Though politics change, the time lapse doesn’t matter as much when Hutchman guided the poets back to their interest in language and craft. George Johnston, who taught Anglo-Saxon and Old Norse for thirty years at Carleton University, and became  internationally known for his translation of  The Faroese Islanders Sagas, stated: “I am interested in the syntax, that is, how words relate to one another. Translating forces you to get down to the exact relation of words.” And Anne Szumigalski, who emigrated from England to the prairies of Saskatchewan, and was a founding editor of Grain magazine. said that for her, punctuation was “the most difficult part of writing poetry.” Dudek, for his part, stated in a “for dummies” tone: “Unless you find the right word, you haven’t got a poem, everyone knows that.”

Louis Dudek, who returned from his studies at Columbia University in New York City to teach at McGill in 1951, was a leader in the creation of our national poetry. “It was not just for myself that I was going to do the work, but for this city and this country…I had studied modern poetry there (in New York City) …I was full of the sense of what the modern is, and the transformation that modernism must bring to poetry and to life. So I came back and a friendship was renewed with Irving Layton, and we began to publish together.” Dudek asserted that it was the launch of presses such as the McGill Poetry Series that established Canadian literature.

Fred Cogswell, born and based in New Brunswick, authored more than thirty poetry collections. He possessed extraordinary literary energy and published over 300 writers when he established Fiddlehead Poetry Books. Hutchman, who is himself the author of eight books of poetry, and teaches at the Université de Moncton, Edmunston Campus, New Brunswick, skillfully questioned Cogswell on the influence of rural life and his Acadian roots on his writings.
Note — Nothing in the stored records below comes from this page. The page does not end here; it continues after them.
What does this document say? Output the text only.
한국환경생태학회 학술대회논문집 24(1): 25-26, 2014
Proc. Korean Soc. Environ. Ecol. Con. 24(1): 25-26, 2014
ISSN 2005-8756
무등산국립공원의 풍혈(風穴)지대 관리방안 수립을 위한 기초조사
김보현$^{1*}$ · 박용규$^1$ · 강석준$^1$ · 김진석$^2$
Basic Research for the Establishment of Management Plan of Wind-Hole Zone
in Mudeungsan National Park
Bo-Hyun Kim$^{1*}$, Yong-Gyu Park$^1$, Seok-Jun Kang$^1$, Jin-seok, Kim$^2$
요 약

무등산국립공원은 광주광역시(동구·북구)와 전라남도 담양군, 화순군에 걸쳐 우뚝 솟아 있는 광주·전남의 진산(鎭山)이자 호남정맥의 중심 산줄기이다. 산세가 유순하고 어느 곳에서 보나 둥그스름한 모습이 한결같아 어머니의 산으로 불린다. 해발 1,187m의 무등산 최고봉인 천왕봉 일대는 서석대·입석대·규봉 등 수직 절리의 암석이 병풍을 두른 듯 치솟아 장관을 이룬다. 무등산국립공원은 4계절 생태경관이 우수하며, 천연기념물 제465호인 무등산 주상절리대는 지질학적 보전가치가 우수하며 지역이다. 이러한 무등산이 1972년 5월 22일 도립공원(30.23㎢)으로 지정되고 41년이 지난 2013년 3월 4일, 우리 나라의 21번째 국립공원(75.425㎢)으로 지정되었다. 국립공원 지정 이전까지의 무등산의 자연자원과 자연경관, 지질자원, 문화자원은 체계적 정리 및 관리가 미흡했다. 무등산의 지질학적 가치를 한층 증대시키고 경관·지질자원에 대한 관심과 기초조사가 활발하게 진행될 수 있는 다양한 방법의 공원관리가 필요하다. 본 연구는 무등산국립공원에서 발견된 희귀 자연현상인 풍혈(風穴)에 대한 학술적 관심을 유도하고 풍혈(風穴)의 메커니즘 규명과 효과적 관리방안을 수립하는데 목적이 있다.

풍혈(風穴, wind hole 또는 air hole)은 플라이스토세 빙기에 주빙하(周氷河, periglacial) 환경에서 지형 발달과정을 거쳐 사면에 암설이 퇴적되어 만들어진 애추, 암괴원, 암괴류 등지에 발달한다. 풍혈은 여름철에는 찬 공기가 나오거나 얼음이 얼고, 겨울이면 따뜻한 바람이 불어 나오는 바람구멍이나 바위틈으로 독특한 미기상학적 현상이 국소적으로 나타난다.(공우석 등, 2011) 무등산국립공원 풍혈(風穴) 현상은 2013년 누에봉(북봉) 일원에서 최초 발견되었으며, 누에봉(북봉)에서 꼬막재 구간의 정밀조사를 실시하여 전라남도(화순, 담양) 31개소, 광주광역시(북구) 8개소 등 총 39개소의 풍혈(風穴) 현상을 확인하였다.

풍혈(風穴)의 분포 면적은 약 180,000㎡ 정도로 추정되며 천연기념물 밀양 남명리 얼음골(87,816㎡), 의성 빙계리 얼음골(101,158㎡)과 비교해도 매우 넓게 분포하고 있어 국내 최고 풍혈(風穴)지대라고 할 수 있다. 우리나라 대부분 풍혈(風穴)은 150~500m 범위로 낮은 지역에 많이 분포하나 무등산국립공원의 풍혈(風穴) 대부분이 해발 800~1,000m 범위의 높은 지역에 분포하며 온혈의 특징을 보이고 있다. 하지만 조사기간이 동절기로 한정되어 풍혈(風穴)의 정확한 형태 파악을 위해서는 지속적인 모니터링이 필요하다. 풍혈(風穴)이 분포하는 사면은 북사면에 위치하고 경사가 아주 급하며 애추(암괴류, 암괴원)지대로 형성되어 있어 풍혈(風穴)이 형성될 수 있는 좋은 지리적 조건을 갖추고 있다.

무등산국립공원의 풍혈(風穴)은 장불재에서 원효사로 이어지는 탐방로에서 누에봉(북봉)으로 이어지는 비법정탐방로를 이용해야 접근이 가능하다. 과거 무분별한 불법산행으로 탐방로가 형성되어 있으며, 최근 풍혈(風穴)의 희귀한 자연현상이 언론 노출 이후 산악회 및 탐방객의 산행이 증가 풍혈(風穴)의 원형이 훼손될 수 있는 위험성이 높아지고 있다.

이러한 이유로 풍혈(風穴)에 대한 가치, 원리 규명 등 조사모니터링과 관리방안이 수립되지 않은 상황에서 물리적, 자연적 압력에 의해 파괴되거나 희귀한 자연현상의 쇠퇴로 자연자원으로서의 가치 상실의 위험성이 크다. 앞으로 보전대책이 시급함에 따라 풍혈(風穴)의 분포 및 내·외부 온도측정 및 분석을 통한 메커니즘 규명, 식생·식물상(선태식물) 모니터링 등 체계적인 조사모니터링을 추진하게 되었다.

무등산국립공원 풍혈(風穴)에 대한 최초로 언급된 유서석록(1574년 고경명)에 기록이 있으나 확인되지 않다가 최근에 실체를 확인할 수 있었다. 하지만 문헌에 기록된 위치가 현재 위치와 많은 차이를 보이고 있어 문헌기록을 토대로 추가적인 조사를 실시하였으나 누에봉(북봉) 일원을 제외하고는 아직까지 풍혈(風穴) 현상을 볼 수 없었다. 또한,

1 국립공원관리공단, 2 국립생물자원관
All the poets interviewed have something powerful to say about their relationship to poetry and Canadian literature. Al Purdy, who won the Governor General’s Award for his volume Cariboo Horses, and published over forty books of his poetry, along with essays and an autobiography, defended his style: “I have always been accused of being elegiac, and I guess I am. But it seems to me that elegiac quality is an area in which you can write very well because we mourn the past continually, I think.”

In the Writers’ Words should be accompanied by the reading of some, or all, of these writers’ poetry. On a personal note, as a young bright-eyed poet in the late seventies, I had the privilege to attend readings given by a few of these major poets including the gracious P.K. Page, who was the last of this group to pass away, in January, 2010.

When I reread  “After Rain” in an anthology, I fell in love again with her words::

“The snails have made a garden of green lace:

broderie anglaise from the cabbages,

chantilly from the choux-fleurs, tiny veils –

I see already that I lift the blind

upon a woman’s wardrobe of the mind.”


Anne Cimon is a Montreal writer who has published four books of poetry and recently a new chapbook Van Gogh Park.